Poor Madame Melmotte felt the visits of the American to be a relief to her in her misery. The world makes great mistakes as to that which is and is not beneficial to those whom Death has bereaved of a companion. It may be, no doubt sometimes it is the case, that grief shall be so heavy, so absolutely crushing, as to make any interference with it an additional trouble, and this is felt also in acute bodily pain, and in periods of terrible mental suffering. It may also be, and, no doubt, often is the case, that the bereaved one chooses to affect such overbearing sorrow, and that friends abstain, because even such affectation has its own rights and privileges. But Madame Melmotte was neither crushed by grief nor did she affect to be so crushed. She had been numbed by the suddenness and by the awe of the catastrophe. The man who had been her merciless tyrant for years, who had seemed to her to be a very incarnation of cruel power, had succumbed, and shown himself to be powerless against his own misfortunes. She was a woman of very few words, and had spoken almost none on this occasion even to her own daughter, but when Fisker came to her, and told her more than she had ever known before of her husband's affairs, and spoke to her of her future life, and mixed for her a small glass of brandy and water warm, and told her that Frisco would be the fittest place for her future residence, she certainly did not find him to be intrusive.

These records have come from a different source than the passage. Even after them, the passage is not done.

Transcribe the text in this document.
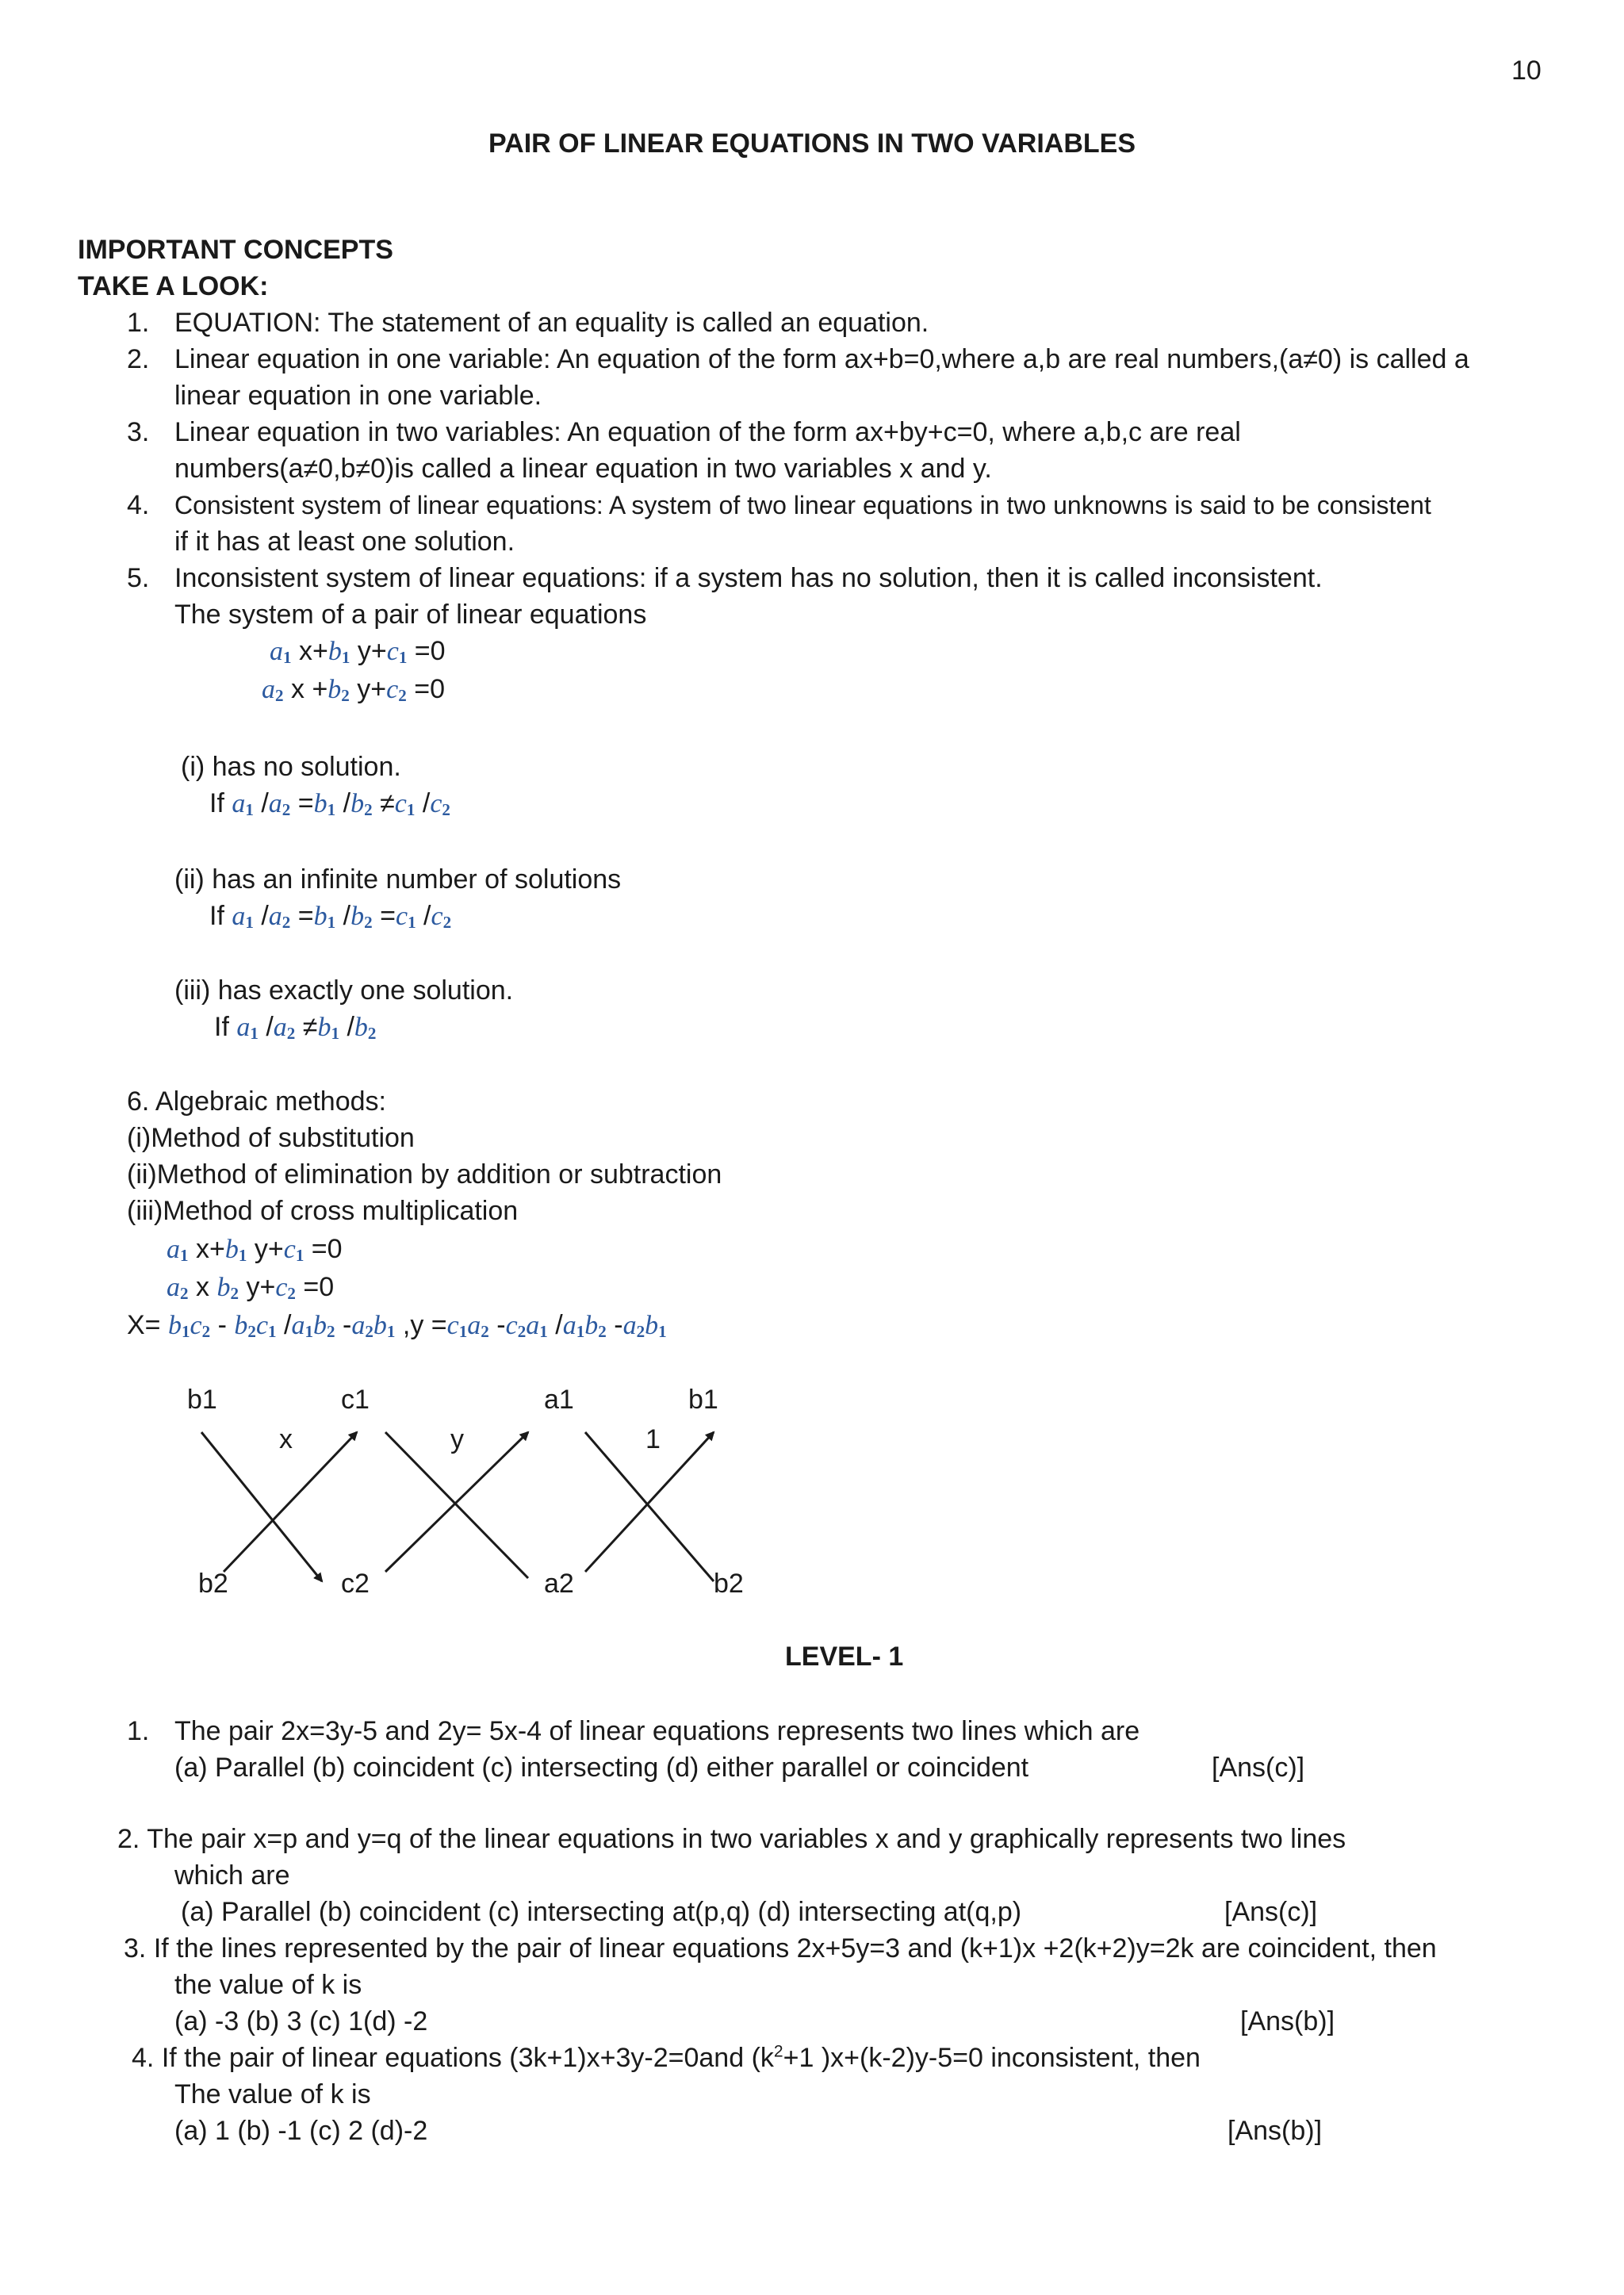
10
PAIR OF LINEAR EQUATIONS IN TWO VARIABLES
IMPORTANT CONCEPTS
TAKE A LOOK:
1. EQUATION: The statement of an equality is called an equation.
2. Linear equation in one variable: An equation of the form ax+b=0,where a,b are real numbers,(a≠0) is called a
linear equation in one variable.
3. Linear equation in two variables: An equation of the form ax+by+c=0, where a,b,c are real
numbers(a≠0,b≠0)is called a linear equation in two variables x and y.
4. Consistent system of linear equations: A system of two linear equations in two unknowns is said to be consistent
if it has at least one solution.
5. Inconsistent system of linear equations: if a system has no solution, then it is called inconsistent.
The system of a pair of linear equations
$a_1$ $x+b_1$ $y+c_1 =0$
$a_2$ $x +b_2$ $y+c_2 =0$
(i) has no solution.
If $a_1$ $/a_2 =b_1$ $/b_2 \ne c_1$ $/c_2$
(ii) has an infinite number of solutions
If $a_1$ $/a_2 =b_1$ $/b_2 =c_1$ $/c_2$
(iii) has exactly one solution.
If $a_1$ $/a_2 \ne b_1$ $/b_2$
6. Algebraic methods:
(i)Method of substitution
(ii)Method of elimination by addition or subtraction
(iii)Method of cross multiplication
$a_1$ $x+b_1$ $y+c_1 =0$
$a_2$ x $b_2$ $y+c_2 =0$
$X= b_1c_2 - b_2c_1$ $/a_1b_2$ $-a_2b_1$ $,y =c_1a_2$ $-c_2a_1$ $/a_1b_2$ $-a_2b_1$
b1	c1	a1	b1
x	y	1
b2	c2	a2	b2
LEVEL- 1
1. The pair 2x=3y-5 and 2y= 5x-4 of linear equations represents two lines which are
(a) Parallel (b) coincident (c) intersecting (d) either parallel or coincident	[Ans(c)]
2. The pair x=p and y=q of the linear equations in two variables x and y graphically represents two lines
which are
(a) Parallel (b) coincident (c) intersecting at(p,q) (d) intersecting at(q,p)	[Ans(c)]
3. If the lines represented by the pair of linear equations 2x+5y=3 and (k+1)x +2(k+2)y=2k are coincident, then
the value of k is
(a) -3 (b) 3 (c) 1(d) -2	[Ans(b)]
4. If the pair of linear equations (3k+1)x+3y-2=0and ($k^2+1$ )x+(k-2)y-5=0 inconsistent, then
The value of k is
(a) 1 (b) -1 (c) 2 (d)-2	[Ans(b)]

And even Marie liked Fisker, though she had been wooed and almost won both by a lord and a baronet, and had understood, if not much, at least more than her mother, of the life to which she had been introduced. There was something of real sorrow in her heart for her father. She was prone to love – though, perhaps, not prone to deep affection. Melmotte had certainly been often cruel to her, but he had also been very indulgent. And as she had never been specially grateful for the one, so neither had she ever specially resented the other. Tenderness, care, real
solicitude for her well-being, she had never known, and had come to regard the unevenness of her life, vacillating between knocks and knick-knacks, with a blow one day and a jewel the next, as the condition of things which was natural to her. When her father was dead she remembered for a while the jewels and the knick-knacks, and forgot the knocks and blows. But she was not beyond consolation, and she also found consolation in Mr Fisker's visits.